Additionally, the temperature of the biochip can be ramped up or down (1-10°C/min), e.g. during a melting experiment.
Be aware that the chip life time may suffer from long experiments at elevated temperatures and by repeated heat/cool cycles.
Generally, switchSENSE® can tolerate measurements in a variety of complex matrices, including cell lysates and high serum concentrations up to 80%. Notably, the robust fluidic system, which DRX instruments are equipped with, allows to handle rather complex solutions.
Nevertheless, measurements in complex media usually require a certain degree of assay development. In most cases, this is owed to the occurrence of unspecific adsorption to surfaces of the sensor system.
For successful experiments, please consider the following aspects:
- Always filter samples or remove solid components by centrifugation prior to injection.

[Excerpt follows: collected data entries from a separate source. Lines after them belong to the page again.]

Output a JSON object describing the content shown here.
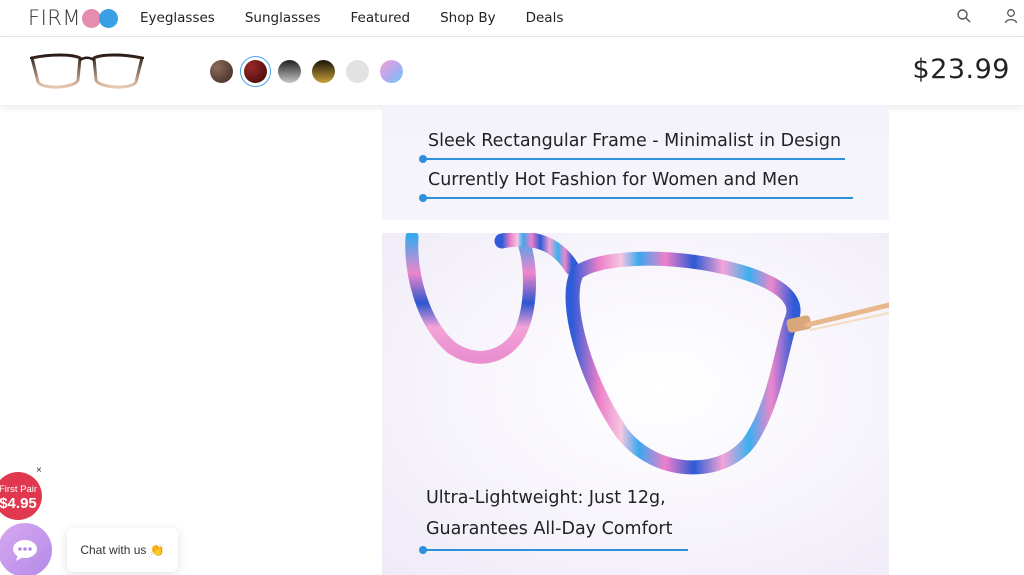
{
  "brand": {
    "name": "FIRM"
  },
  "nav": {
    "links": [
      "Eyeglasses",
      "Sunglasses",
      "Featured",
      "Shop By",
      "Deals"
    ],
    "icons": [
      "search-icon",
      "user-icon"
    ]
  },
  "product": {
    "price": "$23.99",
    "swatches": [
      {
        "name": "dark-brown",
        "color": "#5a3a2e",
        "selected": false
      },
      {
        "name": "burgundy",
        "color": "#6b0f14",
        "selected": true
      },
      {
        "name": "black-gray-gradient",
        "color": "#3a3a3a",
        "selected": false
      },
      {
        "name": "black-gold",
        "color": "#6b4e12",
        "selected": false
      },
      {
        "name": "light-gray",
        "color": "#e2e2e2",
        "selected": false
      },
      {
        "name": "pink-blue",
        "color": "#b7a6ec",
        "selected": false
      }
    ]
  },
  "features": {
    "line1": "Sleek Rectangular Frame - Minimalist in Design",
    "line2": "Currently Hot Fashion for Women and Men",
    "line3": "Ultra-Lightweight: Just 12g,",
    "line4": "Guarantees All-Day Comfort"
  },
  "promo": {
    "label": "First Pair",
    "price": "$4.95",
    "close": "×"
  },
  "chat": {
    "label": "Chat with us 👏"
  },
  "colors": {
    "accent": "#2e8fdb",
    "promo": "#e0384f",
    "chat": "#c79cee"
  }
}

- The addition of non-specific competitor substances (fragmented salmon sperm DNA, polydIdC) is usually required to reduce background affinity.
- When using salmon sperm DNA or similar reagents, make sure to use a well buffered solution to avoid acidification.
- Measurements in static mode are usually more robust when complex media are tested.
- The activity of nucleases that are potentially present in the test solution, is often reduced by EDTA.
- Always perform a reference injection on DNA nanolevers without ligand.
- As complex media usually differ significantly in composition, usually the ideal dilution of the original sample must be optimized.